O carro era um corcel 73 mas tudo nele revelava o toque feminino até mesmo o perfume que tinha o mesmo cheiro semelhante ao que ela usava, embora fosse um carro com quase cinco anos de fabricado era como se tivesse saído da loja recentemente, e ele ficou admirado com a bela joia em tão boas condições de uso, de repente a voz dela em tom de brincadeira.

- Você quer comprar o meu carro?

A cara de espanto que ele fez foi o motivo de uma bela e sonora gargalhada que ela deu mostrando toda a formosura daquela boca que era um pecado.

- Em que hotel você esta?

- Naquele da Brigadeiro Faria Lima.

- Sei onde é eu moro lá perto.

Ao chegarem em frente ao hotel ela parou o carro e perguntou se ele não queria tomar alguma coisa para fechar a noite e ele sem pensar duas vezes respondeu.

- Café?

E ela com um sorriso perguntou se ele lia pensamentos. Ao descer do carro ela lhe entregou as chaves para abrir o portão da garagem depois foi abrir a porta para ela segurando a sua mão para ajuda-la a sair do carro.

Só depois que ela acendeu as luzes da sala [e que ele descobriu o que ela fazia e ficou admirado com a quantidade de instrumentos musicais espalhados pela sala. Uma guitarra, dois violões, um banjo, duas flautas em cima do centro e um órgão pequeno parecido com um que ele tinha visto na igreja lá no interior onde morava.

Ele se surpreendeu com o tom da voz dela que era como se fosse uma melodia.

- Fique a vontade vou tomar um banho e depois faço o café.

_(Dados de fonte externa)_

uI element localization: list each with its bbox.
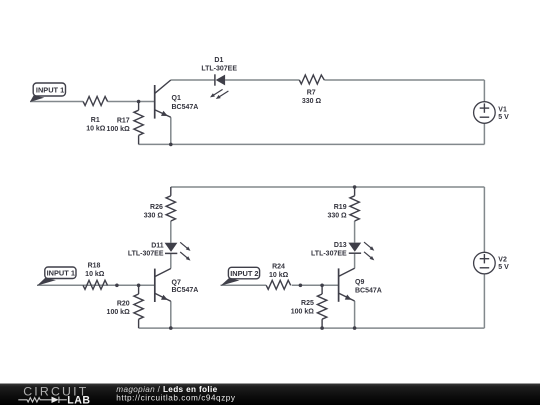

Quando se virou pra responder ela estava nua com uma toalha no ombro como se isso fosse a coisa mais normal do mundo e ele embasbacado só conseguiu perguntar.

- Posso?

E foi se dirigindo para onde pensou ser a cozinha, ela nada disse e foi andando pra banheiro. Nos seus 23 anos recém completados ele não se lembrava de ter visto uma mulher igual a ela e teve certeza que nunca mais veria nem mesmo parecida, ou ela era completamente maluca ou ele estava ficando louco, mas se lembrou que a muito tempo atras tinha visto numa revista uma escultura de uma deusa negra e a partir dai os pensamentos se atropelaram na cabeça como se fossem um enxame de abelhas ensandecidas.

Quando ela voltou do banho o surpreendeu terminando de coar o café , colocou as duas mãos nos seus ombros como se fosse iniciar uma massagem e perguntou.

- Então o que é que você não sabe fazer? Você sabe dançar, sabe ser cavalheiro com uma mulher e até sabe fazer café afinal quem é você?

Ele se voltou pra responder mas a toalha estava no chão e a divindade com um ar de surpresa no belo rosto negro colocou um dedo na sua boca.

- Não, não responda só me abrace.

E por todo o resto da noite o amor preencheu todos os cômodos da casa. Quando acordou o sol já estava todo solto no céu e passava das 07:00hs. ela com o braço por cima do seu peito como se quisesse impedir que ele fosse embora, levantou-se devagar para não acorda-la cobriu-a e foi tomar um banho, voltou a cozinha preparou um café da manhã com o que encontrou e sentou na sala observando a decoração e viu pela primeira vez o diploma pendurado num quadro na parede, professora de musica e conto, não ficou tão surpreso mas um pouco confuso com o turbilhão de pensamentos que o assaltou no momento.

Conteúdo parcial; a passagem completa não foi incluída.